Every day we make decisions whose first skew is pragmatic or principled. With respect to the grifters that make up the leadership of the Lincoln Project, pragmatism wins every time. On the other, more populist, less swampy and, I’d argue, principled side of the conservative movement are those such as me, who believe the Republican establishment has long since decoupled itself from anything resembling classic conservatism, perhaps not in word but most certainly in deed. 

These two factions define the ends of a spectrum that constitutes the fight for the soul of the Republican party. Having said that, I’m not one who subscribes to the notion that political parties, in the pragmatic sense, have any soul at all. That’s why I am more inclined to think of myself as a conservative than a Republican. One is a principle, the other – well, as they say, every great idea starts as a cause, becomes a business and ends up a racket. 

When precisely our national political system entered into the racket phase, I’m hard pressed to pinpoint, but we’re in it for sure. There is a deep and abiding cynicism in the body politic, arguably more so on the left than on the right, because as conservatives, we’re more predisposed toward suspicion of all power centers, regardless of ideology, understanding they all tilt toward tyranny. The left, in principal, seems to me to have nothing left to offer but cheap virtue signaling, manufactured outrage, and the diminishing returns of intersectional politics.

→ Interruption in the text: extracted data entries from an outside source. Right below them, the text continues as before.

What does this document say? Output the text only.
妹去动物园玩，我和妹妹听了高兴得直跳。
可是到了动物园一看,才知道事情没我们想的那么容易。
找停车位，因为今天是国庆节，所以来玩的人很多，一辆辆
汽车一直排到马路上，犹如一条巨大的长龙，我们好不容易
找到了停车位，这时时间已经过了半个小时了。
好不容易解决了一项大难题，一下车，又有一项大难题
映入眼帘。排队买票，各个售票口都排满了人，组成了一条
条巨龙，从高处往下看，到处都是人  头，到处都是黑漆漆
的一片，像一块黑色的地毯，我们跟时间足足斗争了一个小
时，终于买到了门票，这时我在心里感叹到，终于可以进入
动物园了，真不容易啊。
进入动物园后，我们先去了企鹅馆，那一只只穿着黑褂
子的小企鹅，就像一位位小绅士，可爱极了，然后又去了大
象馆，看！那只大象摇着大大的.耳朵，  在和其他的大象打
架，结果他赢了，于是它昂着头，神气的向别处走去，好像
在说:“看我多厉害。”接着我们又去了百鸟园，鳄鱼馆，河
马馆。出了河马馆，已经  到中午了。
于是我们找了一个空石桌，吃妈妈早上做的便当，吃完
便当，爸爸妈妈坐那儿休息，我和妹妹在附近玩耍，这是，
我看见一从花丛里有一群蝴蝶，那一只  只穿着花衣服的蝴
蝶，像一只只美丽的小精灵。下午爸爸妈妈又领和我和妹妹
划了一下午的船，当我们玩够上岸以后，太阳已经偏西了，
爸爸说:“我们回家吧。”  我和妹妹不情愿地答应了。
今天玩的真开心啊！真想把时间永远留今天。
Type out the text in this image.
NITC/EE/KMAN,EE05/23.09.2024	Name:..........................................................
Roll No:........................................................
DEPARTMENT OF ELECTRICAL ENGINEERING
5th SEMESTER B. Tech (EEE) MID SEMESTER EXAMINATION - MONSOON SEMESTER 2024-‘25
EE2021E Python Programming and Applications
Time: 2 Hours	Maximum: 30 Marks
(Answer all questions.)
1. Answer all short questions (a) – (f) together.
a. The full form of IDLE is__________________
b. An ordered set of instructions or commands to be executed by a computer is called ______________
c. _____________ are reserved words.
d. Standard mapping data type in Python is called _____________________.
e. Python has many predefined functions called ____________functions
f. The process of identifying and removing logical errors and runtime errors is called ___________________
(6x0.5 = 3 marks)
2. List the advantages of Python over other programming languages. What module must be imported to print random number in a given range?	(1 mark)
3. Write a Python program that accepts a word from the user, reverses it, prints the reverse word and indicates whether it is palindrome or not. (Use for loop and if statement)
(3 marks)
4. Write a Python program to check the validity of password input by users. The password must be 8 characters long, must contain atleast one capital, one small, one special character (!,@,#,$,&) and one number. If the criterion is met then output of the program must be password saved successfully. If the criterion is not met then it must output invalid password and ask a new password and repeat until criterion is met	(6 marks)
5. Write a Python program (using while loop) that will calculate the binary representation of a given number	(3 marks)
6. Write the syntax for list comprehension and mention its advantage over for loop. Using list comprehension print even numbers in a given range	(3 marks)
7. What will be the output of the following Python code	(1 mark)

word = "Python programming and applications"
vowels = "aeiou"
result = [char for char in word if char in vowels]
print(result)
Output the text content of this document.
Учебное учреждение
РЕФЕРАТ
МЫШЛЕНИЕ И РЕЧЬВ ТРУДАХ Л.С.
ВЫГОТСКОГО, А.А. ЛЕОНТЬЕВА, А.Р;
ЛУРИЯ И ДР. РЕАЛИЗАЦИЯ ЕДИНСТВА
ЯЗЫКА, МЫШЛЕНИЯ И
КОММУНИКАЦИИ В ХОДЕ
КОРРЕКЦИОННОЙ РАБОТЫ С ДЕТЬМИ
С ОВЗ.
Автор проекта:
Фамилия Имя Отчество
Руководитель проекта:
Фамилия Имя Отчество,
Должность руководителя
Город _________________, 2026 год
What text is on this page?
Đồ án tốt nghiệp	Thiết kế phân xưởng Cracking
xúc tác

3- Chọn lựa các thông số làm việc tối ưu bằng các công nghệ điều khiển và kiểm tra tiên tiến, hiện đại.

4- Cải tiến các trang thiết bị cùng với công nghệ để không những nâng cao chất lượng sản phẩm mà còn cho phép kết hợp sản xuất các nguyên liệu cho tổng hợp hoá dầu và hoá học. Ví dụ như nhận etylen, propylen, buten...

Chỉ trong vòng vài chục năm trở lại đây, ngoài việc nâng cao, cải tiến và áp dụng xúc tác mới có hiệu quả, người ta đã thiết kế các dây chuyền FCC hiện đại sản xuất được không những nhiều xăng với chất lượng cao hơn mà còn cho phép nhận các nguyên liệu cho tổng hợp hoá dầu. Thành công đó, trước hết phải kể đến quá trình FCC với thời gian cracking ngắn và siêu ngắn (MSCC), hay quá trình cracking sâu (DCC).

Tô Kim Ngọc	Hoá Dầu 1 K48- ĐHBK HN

And based on the news of late, it’s every bit as on-board with crony capitalism as is the right.

Into the fray rises the notion of a third party arising from one or the other side of the conservative spectrum. There are monied interests on both sides, and insofar as a Patriot party is concerned, I completely understand the inclination, as it resides within me. On principle, I’d love to stick it to the man, to say “see, you don’t own my vote, Mitch McConnell, you, swampy old toad!” But pragmatically, we’re a two-party affair. You dance with the one that brung you. There’s no pitching around it, so far as I can see. Any conservative, on either side of the divide, who throws his or her weight behind a third-party movement has essentially decided to take that principal and light it on fire just to watch the damned thing burn, and that’s just nihilism.